To verify the conclusions of the Endocrine Society Guidelines that patients with mild hirsutism and no other important clinical signs (menstrual irregularities, infertility, central obesity, acanthosis nigricans, rapid progression of the hirsutism, clitoromegaly) should not be further studied.

DESIGN:

Retrospective study in patients referred because of mild hirsutism and no other clinical signs.

SETTING:

Department of Clinical Medicine of the University of Palermo.

PATIENT(S):

One hundred fifty-two patients with mild hirsutism.

INTERVENTION(S):

Measurement of serum testosterone, dehydroepiandrosterone sulfate, 17-OH-Progesterone, assessment of ovulation by measurement of progesterone in 21 to 24 days and ovarian ultrasound.

RESULT(S):

In 72 (47%) patients a diagnosis of polycyctic ovarian syndrome (PCOS) was performed.
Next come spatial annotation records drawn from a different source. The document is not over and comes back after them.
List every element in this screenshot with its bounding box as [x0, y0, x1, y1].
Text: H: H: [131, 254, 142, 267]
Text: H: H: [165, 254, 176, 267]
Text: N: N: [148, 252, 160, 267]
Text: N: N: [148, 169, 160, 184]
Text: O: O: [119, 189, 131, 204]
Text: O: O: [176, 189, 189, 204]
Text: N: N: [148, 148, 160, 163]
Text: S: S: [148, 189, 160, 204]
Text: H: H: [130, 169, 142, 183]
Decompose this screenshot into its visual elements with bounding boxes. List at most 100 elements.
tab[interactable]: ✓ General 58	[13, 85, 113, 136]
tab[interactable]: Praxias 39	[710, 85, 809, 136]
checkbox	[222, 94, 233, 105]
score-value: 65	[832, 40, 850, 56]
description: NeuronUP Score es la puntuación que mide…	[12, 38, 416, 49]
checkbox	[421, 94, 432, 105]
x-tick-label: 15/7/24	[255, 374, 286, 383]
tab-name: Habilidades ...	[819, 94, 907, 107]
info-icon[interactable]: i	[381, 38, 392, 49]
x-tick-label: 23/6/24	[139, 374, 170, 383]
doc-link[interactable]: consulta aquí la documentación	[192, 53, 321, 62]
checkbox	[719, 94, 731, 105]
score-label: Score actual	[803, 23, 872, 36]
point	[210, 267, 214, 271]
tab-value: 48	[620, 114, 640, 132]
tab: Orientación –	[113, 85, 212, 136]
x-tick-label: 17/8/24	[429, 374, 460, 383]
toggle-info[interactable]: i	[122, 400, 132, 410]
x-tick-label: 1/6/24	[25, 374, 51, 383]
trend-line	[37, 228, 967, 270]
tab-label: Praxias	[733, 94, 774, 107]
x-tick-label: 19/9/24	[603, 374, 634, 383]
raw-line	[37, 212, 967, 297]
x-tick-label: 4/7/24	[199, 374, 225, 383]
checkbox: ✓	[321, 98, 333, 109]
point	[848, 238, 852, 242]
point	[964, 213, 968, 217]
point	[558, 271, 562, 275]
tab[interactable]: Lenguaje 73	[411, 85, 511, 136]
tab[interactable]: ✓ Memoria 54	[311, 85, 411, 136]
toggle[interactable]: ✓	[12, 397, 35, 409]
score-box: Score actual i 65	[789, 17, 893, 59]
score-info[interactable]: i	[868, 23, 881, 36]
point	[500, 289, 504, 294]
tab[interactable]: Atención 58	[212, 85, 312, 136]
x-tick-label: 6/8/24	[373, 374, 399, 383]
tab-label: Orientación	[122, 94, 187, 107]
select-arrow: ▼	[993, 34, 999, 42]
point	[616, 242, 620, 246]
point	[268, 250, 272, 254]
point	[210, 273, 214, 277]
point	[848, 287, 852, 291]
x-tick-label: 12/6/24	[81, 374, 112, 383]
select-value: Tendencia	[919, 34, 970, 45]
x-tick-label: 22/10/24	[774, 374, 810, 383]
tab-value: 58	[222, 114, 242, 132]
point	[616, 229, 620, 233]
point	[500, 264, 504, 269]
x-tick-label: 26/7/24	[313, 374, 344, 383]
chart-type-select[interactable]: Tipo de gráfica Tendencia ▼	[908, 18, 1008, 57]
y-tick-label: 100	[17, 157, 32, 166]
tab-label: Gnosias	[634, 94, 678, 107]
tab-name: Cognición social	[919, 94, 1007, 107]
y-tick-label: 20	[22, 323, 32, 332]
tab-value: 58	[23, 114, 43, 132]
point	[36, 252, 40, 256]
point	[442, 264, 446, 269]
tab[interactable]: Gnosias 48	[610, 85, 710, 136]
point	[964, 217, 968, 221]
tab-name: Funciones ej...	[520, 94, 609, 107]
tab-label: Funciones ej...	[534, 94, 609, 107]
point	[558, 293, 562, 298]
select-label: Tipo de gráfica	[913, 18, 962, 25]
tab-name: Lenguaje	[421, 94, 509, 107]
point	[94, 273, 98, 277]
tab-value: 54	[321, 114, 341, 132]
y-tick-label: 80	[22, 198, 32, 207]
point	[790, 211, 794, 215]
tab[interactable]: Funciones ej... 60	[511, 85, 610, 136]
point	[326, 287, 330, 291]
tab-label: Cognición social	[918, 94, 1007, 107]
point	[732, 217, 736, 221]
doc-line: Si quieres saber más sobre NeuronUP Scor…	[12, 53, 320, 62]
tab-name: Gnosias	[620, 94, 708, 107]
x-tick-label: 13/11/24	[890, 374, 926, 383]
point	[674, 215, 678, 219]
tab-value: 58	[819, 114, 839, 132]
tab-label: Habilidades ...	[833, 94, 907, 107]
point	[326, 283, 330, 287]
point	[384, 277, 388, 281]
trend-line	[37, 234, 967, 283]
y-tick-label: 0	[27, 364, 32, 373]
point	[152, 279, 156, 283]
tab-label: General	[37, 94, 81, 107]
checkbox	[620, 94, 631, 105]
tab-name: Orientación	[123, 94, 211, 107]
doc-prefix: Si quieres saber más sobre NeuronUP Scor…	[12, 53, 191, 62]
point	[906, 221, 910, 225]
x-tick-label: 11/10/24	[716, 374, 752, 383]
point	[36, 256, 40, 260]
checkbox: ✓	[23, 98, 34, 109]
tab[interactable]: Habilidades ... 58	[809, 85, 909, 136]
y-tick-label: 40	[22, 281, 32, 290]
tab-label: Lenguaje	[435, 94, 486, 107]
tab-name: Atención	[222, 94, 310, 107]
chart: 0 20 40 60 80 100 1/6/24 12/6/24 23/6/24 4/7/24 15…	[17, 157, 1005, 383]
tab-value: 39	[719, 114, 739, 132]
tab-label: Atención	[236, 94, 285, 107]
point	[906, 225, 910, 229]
Polycyctic ovarian syndrome patients included 56 patients with the mild ovulatory form (OV-PCOS) but also 16 patients with the anovulatory form (classic PCOS). Three (2%) patients had nonclassic adrenal hyperplasia.

CONCLUSION(S):

Because of the high prevalence of PCOS and the possibility of finding nonclassic 21-hydroxylase deficiency, patients with mild hirsutism need a diagnostic evaluation that should include 17-hydroxyprogesterone measurement plus assessment of ovulation and ovarian ultrasound.